Effects of Board Design Variations on the Reliability of Lead-Free Solder Joints

Abstract

Sn-Ag-Cu (SAC) solder alloys, such as Sn-3.0Ag-0.5 Cu (SAC305) are the popular choices of lead-free solders replacing SnPb solders. However, SAC solders are more brittle in nature due to stiffness and excessive intermetallic compounds growth at the solder joint to pad interface. This leads to higher risk of solder joints failures. Memory module-type smaller lead-free ball grid array (BGA) packages are constantly under dynamic stresses during handling and thermal stresses during operations. It is important to understand the dynamic performance and long-term reliability of memory module lead-free BGAs. It is believed that the printed circuit board (PCB) design variations cause dynamic and long-term failure discrepancies in the fields. In this paper, different pad and trace designs are introduced to evaluate the effects of PCB design variations on the bend and accelerated thermal cycling (ATC) performance of lead-free solder joints. Pad designs with nonsolder mask defined, solder mask defined (SMD), and a unique web design are assembled and tested. Different solder alloys, including SAC305, Sn-1.0Ag-0.5Cu (SAC105) SAC105, and SnPb solders, have been evaluated in this paper.
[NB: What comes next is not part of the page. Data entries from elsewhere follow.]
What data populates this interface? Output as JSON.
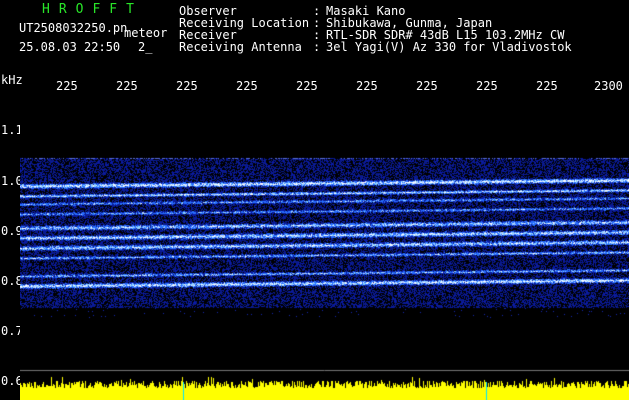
{
  "header": {
    "app_name": "HROFFT",
    "file_name": "UT2508032250.pn",
    "mode": "meteor",
    "datetime": "25.08.03 22:50",
    "extra": "2_"
  },
  "station": {
    "rows": [
      {
        "label": "Observer",
        "sep": ":",
        "value": "Masaki Kano"
      },
      {
        "label": "Receiving Location",
        "sep": ":",
        "value": "Shibukawa, Gunma, Japan"
      },
      {
        "label": "Receiver",
        "sep": ":",
        "value": "RTL-SDR SDR# 43dB L15 103.2MHz CW"
      },
      {
        "label": "Receiving Antenna",
        "sep": ":",
        "value": "3el Yagi(V) Az 330 for Vladivostok"
      }
    ]
  },
  "axis": {
    "unit": "kHz",
    "x_ticks": [
      "225",
      "225",
      "225",
      "225",
      "225",
      "225",
      "225",
      "225",
      "225",
      "2300"
    ],
    "y_ticks": [
      "1.1",
      "1.0",
      "0.9",
      "0.8",
      "0.7",
      "0.6"
    ]
  },
  "colors": {
    "background": "#000000",
    "app_name": "#29e629",
    "text": "#ffffff",
    "echo_low": "#0a1a9a",
    "echo_mid": "#3a7dff",
    "echo_high": "#ffffff",
    "noise_bar": "#ffff00",
    "marker": "#00e5ff"
  }
}
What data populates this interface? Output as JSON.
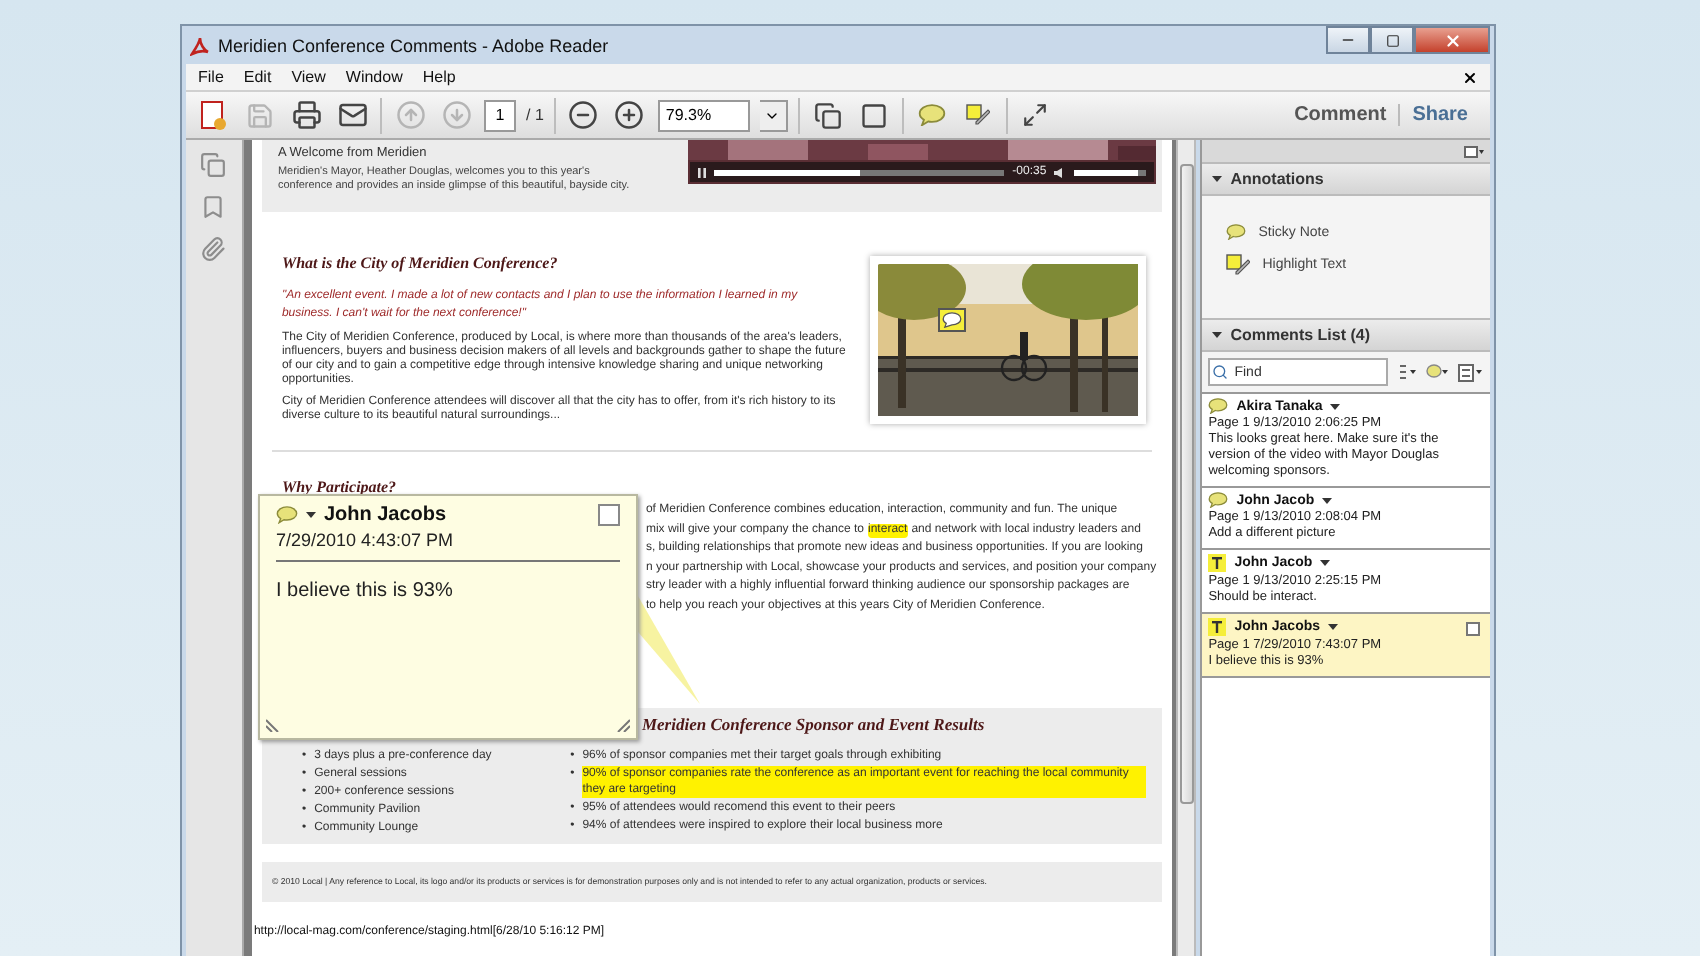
{
  "window": {
    "title": "Meridien Conference Comments - Adobe Reader"
  },
  "menu": [
    "File",
    "Edit",
    "View",
    "Window",
    "Help"
  ],
  "toolbar": {
    "page": "1",
    "page_total": "/ 1",
    "zoom": "79.3%",
    "buttons": [
      "Comment",
      "Share"
    ]
  },
  "document": {
    "welcome": {
      "title": "A Welcome from Meridien",
      "text": "Meridien's Mayor, Heather Douglas, welcomes you to this year's conference and provides an inside glimpse of this beautiful, bayside city.",
      "video_time": "-00:35",
      "progress": {
        "level": 0.5
      },
      "volume": {
        "level": 0.9
      }
    },
    "about": {
      "heading": "What is the City of Meridien Conference?",
      "quote": "\"An excellent event. I made a lot of new contacts and I plan to use the information I learned in my business. I can't wait for the next conference!\"",
      "paragraphs": [
        "The City of Meridien Conference, produced by Local, is where more than thousands of the area's leaders, influencers, buyers and business decision makers of all levels and backgrounds gather to shape the future of our city and to gain a competitive edge through intensive knowledge sharing and unique networking opportunities.",
        "City of Meridien Conference attendees will discover all that the city has to offer, from it's rich history to its diverse culture to its beautiful natural surroundings..."
      ]
    },
    "participate": {
      "heading": "Why Participate?",
      "lines": [
        [
          {
            "text": "of Meridien Conference combines education, interaction, community and fun. The unique",
            "highlighted": false
          }
        ],
        [
          {
            "text": "mix will give your company the chance to",
            "highlighted": false
          },
          {
            "text": "interact",
            "highlighted": true
          },
          {
            "text": "and network with local industry leaders and",
            "highlighted": false
          }
        ],
        [
          {
            "text": "s, building relationships that promote new ideas and business opportunities. If you are looking",
            "highlighted": false
          }
        ],
        [
          {
            "text": "n your partnership with Local, showcase your products and services, and position your company",
            "highlighted": false
          }
        ],
        [
          {
            "text": "stry leader with a highly influential forward thinking audience our sponsorship packages are",
            "highlighted": false
          }
        ],
        [
          {
            "text": "to help you reach your objectives at this years City of Meridien Conference.",
            "highlighted": false
          }
        ]
      ]
    },
    "results": {
      "heading": "Meridien Conference Sponsor and Event Results",
      "marker": "•",
      "left": [
        "3 days plus a pre-conference day",
        "General sessions",
        "200+ conference sessions",
        "Community Pavilion",
        "Community Lounge"
      ],
      "right": [
        {
          "text": "96% of sponsor companies met their target goals through exhibiting",
          "highlighted": false
        },
        {
          "text": "90% of sponsor companies rate the conference as an important event for reaching the local community they are targeting",
          "highlighted": true
        },
        {
          "text": "95% of attendees would recomend this event to their peers",
          "highlighted": false
        },
        {
          "text": "94% of attendees were inspired to explore their local business more",
          "highlighted": false
        }
      ]
    },
    "footer": "© 2010 Local | Any reference to Local, its logo and/or its products or services is for demonstration purposes only and is not intended to refer to any actual organization, products or services.",
    "url": "http://local-mag.com/conference/staging.html[6/28/10 5:16:12 PM]"
  },
  "note_popup": {
    "author": "John Jacobs",
    "date": "7/29/2010 4:43:07 PM",
    "text": "I believe this is 93%"
  },
  "panel": {
    "annotations": {
      "title": "Annotations",
      "expanded": true,
      "tools": [
        {
          "kind": "note",
          "label": "Sticky Note"
        },
        {
          "kind": "highlight",
          "label": "Highlight Text"
        }
      ]
    },
    "comments": {
      "title": "Comments List (4)",
      "expanded": true,
      "search_placeholder": "Find",
      "items": [
        {
          "kind": "note",
          "author": "Akira Tanaka",
          "meta": "Page 1  9/13/2010 2:06:25 PM",
          "text": "This looks great here. Make sure it's the version of the video with Mayor Douglas welcoming sponsors.",
          "selected": false
        },
        {
          "kind": "note",
          "author": "John Jacob",
          "meta": "Page 1  9/13/2010 2:08:04 PM",
          "text": "Add a different picture",
          "selected": false
        },
        {
          "kind": "text",
          "author": "John Jacob",
          "meta": "Page 1  9/13/2010 2:25:15 PM",
          "text": "Should be interact.",
          "selected": false
        },
        {
          "kind": "text",
          "author": "John Jacobs",
          "meta": "Page 1  7/29/2010 7:43:07 PM",
          "text": "I believe this is 93%",
          "selected": true
        }
      ]
    }
  }
}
Different PCB materials have also been evaluated in the test. Four-point monotonic bend tests are performed to characterize the bending performance variations with different PCB designs and compared with conventional Sn-Pb solder. The SMD pad is shown to have the best bend performance among all other types of designs in this paper. In addition, this design also shows improvement in mitigation of PCB pad cratering with lead-free solders. Wide trace width seems to degrade the strength and is not preferred. Just as it shows superior shock resistance when compared with SAC305, the SAC105 solder alloy also shows better bend performance. There is no significant improvement in bend performance with web design. After aging treatment, bend performance of both SAC305 and SAC105 degraded by up to 34% and 29%, respectively. However, the bend performance of eutectic SnPb is actually improved after aging. ATC tests are performed to investigate the effects of design variations on the long-term reliability of lead-free solder joints; SMD design shows less reliability life than others. The implications of these results for the reliability of lead-free solder joints are discussed in this paper.